Numerical Decoupling Study of EMAT Testing Signal for Ferromagnetic Materials

Abstract

To improve the efficiency and robustness of electromagnetic ultrasonic testing, magneto-acoustic compound inspection for ferromagnetic materials is proposed. Both ultrasonic waves and pulsed eddy current (PEC) could be obtained by the single detection of an electromagnetic acoustic transducer (EMAT), where ultrasonic waves were generated based on the coupling of the magnetostriction effect and the Lorentz force mechanism, when the EMAT was used to detect ferromagnetic materials.
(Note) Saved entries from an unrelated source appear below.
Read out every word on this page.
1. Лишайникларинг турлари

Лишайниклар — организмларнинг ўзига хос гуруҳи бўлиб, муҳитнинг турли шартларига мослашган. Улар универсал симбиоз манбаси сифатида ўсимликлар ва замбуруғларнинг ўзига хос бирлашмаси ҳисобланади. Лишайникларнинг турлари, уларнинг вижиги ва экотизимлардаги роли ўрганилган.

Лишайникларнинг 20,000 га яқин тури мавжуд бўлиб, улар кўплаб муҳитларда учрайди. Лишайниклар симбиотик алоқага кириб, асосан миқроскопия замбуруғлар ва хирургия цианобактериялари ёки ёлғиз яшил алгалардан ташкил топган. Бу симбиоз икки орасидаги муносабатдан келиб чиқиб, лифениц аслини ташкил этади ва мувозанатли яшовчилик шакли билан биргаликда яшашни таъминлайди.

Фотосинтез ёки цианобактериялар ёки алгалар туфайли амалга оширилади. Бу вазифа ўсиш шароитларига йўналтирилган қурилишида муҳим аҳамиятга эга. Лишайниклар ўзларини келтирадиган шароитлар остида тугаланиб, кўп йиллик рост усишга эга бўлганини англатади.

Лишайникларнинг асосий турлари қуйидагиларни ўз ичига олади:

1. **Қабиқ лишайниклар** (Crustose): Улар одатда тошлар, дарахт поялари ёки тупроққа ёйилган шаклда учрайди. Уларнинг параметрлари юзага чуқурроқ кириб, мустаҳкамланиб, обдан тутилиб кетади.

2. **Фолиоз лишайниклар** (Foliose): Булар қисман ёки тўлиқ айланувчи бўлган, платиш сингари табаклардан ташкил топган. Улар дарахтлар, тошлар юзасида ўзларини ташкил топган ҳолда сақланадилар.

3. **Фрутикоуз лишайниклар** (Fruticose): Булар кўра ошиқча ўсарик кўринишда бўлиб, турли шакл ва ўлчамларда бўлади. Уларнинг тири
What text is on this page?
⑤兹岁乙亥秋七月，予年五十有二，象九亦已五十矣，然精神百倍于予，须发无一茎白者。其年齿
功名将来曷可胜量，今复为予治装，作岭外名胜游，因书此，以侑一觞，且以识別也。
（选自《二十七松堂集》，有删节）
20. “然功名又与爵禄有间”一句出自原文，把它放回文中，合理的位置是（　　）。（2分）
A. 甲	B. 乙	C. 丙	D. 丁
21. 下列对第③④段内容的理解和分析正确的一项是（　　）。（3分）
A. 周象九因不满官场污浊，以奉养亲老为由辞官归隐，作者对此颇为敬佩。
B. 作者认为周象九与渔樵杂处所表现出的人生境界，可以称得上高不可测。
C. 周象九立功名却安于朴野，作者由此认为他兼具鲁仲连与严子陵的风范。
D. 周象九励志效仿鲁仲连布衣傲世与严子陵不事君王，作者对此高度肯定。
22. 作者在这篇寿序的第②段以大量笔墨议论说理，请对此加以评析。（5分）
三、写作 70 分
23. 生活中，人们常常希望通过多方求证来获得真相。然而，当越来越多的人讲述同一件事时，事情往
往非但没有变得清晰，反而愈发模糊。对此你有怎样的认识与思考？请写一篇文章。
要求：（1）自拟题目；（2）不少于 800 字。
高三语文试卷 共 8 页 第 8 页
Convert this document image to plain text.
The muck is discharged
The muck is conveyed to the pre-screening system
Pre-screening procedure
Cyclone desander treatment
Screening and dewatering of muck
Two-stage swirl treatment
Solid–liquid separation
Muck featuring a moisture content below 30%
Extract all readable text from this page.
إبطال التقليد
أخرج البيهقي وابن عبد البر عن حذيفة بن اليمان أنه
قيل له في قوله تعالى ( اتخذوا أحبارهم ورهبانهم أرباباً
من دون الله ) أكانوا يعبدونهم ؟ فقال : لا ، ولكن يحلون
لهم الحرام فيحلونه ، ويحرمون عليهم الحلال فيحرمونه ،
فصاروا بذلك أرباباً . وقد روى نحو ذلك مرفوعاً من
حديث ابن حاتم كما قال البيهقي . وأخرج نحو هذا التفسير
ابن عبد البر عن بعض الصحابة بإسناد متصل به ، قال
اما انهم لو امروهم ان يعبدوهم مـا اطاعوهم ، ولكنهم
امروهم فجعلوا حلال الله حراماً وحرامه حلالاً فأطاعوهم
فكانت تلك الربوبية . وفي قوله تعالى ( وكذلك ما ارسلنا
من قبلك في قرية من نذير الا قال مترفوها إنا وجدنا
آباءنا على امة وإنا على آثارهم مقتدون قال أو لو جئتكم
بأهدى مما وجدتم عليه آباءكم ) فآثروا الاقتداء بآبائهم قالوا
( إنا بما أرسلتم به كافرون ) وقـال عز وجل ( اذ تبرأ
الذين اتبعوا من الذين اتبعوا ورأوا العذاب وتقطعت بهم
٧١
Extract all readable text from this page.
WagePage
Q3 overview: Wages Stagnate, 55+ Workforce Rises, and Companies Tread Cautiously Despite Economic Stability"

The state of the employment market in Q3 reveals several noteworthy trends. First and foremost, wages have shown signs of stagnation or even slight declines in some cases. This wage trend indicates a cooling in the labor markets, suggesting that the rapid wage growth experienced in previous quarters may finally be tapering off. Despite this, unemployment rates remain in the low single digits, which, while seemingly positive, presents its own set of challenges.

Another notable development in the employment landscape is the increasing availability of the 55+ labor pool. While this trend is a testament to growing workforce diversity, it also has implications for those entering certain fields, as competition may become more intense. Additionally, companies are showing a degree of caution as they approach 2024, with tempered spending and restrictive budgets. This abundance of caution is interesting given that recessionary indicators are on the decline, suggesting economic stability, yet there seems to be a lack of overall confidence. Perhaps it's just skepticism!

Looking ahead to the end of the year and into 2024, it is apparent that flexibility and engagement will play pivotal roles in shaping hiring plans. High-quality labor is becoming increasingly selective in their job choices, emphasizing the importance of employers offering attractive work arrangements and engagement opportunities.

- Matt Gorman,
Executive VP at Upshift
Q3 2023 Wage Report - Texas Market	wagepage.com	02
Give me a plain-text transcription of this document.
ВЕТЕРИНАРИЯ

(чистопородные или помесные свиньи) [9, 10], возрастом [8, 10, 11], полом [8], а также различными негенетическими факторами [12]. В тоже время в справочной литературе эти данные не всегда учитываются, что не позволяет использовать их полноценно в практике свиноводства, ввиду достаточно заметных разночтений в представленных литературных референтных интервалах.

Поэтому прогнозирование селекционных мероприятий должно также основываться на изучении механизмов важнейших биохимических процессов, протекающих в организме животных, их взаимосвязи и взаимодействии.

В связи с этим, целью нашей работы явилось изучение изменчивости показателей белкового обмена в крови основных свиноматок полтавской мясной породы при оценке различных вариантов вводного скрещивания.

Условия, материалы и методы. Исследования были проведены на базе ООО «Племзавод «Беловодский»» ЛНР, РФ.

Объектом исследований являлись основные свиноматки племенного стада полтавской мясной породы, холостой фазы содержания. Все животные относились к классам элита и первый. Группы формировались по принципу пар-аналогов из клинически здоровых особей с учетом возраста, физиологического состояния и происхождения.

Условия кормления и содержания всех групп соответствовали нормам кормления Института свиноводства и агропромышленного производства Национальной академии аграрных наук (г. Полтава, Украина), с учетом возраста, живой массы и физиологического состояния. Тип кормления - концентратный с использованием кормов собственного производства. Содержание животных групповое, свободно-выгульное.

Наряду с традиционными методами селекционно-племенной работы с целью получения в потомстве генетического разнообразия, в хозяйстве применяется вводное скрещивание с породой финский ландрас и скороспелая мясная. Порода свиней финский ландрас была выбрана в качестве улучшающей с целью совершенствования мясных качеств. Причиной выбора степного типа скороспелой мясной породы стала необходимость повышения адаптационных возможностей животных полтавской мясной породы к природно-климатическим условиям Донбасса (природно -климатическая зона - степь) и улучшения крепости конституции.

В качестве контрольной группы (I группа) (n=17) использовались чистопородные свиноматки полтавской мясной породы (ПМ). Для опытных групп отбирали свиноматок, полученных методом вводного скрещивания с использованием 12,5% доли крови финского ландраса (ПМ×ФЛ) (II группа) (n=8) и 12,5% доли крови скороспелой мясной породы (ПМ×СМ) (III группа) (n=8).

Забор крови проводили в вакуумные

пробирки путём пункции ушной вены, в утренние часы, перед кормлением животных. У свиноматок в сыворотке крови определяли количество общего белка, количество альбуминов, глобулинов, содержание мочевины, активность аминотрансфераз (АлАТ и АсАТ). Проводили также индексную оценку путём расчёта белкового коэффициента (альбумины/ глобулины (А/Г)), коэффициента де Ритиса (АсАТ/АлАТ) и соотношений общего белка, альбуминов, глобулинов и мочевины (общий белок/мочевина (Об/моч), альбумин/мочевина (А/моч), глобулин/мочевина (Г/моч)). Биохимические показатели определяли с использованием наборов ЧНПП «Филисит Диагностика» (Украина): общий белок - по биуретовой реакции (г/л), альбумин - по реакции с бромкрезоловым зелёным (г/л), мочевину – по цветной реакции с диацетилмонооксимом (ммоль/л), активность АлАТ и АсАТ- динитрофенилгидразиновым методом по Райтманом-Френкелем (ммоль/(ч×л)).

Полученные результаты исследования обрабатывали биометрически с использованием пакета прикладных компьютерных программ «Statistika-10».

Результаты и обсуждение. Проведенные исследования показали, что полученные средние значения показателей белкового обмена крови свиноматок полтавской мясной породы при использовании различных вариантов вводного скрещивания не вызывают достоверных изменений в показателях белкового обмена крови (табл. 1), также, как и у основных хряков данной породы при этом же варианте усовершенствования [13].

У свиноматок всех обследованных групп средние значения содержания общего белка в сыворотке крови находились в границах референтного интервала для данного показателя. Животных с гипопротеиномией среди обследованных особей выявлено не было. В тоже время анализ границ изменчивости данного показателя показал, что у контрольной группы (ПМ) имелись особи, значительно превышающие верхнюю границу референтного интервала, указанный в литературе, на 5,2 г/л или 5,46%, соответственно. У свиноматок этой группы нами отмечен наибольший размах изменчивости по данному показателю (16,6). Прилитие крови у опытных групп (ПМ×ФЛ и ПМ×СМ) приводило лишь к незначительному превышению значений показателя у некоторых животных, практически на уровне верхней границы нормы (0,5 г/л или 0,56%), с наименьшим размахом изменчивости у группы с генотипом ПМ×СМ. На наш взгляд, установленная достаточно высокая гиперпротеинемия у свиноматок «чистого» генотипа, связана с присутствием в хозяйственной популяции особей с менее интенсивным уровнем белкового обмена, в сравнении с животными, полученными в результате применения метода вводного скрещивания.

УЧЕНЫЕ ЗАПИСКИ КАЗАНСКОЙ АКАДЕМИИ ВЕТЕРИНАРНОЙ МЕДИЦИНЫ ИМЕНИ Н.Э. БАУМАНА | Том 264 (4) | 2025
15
In this study, three simulation models of the EMAT were built by coupling different physics fields while keeping the geometry of the models unchanged and the other parameters of the EMAT constant. Transverse wave could be generated by magnetostriction force, and longitudinal wave could be generated by Lorentz force. Based on time-frequency analysis of the simulation results, the energies of ultrasonic waves and PEC were concentrated in different frequency ranges. Through the filtering strategy and by separating the time-domain signal, magnetostriction force ultrasonic wave (MFUW), Lorentz force ultrasonic wave (LFUW), and PEC could be decoupled from the EMAT testing signal. Multiple parameters can be extracted by a single detection of the EMAT, and the ability of the electromagnetic ultrasonic testing can be improved.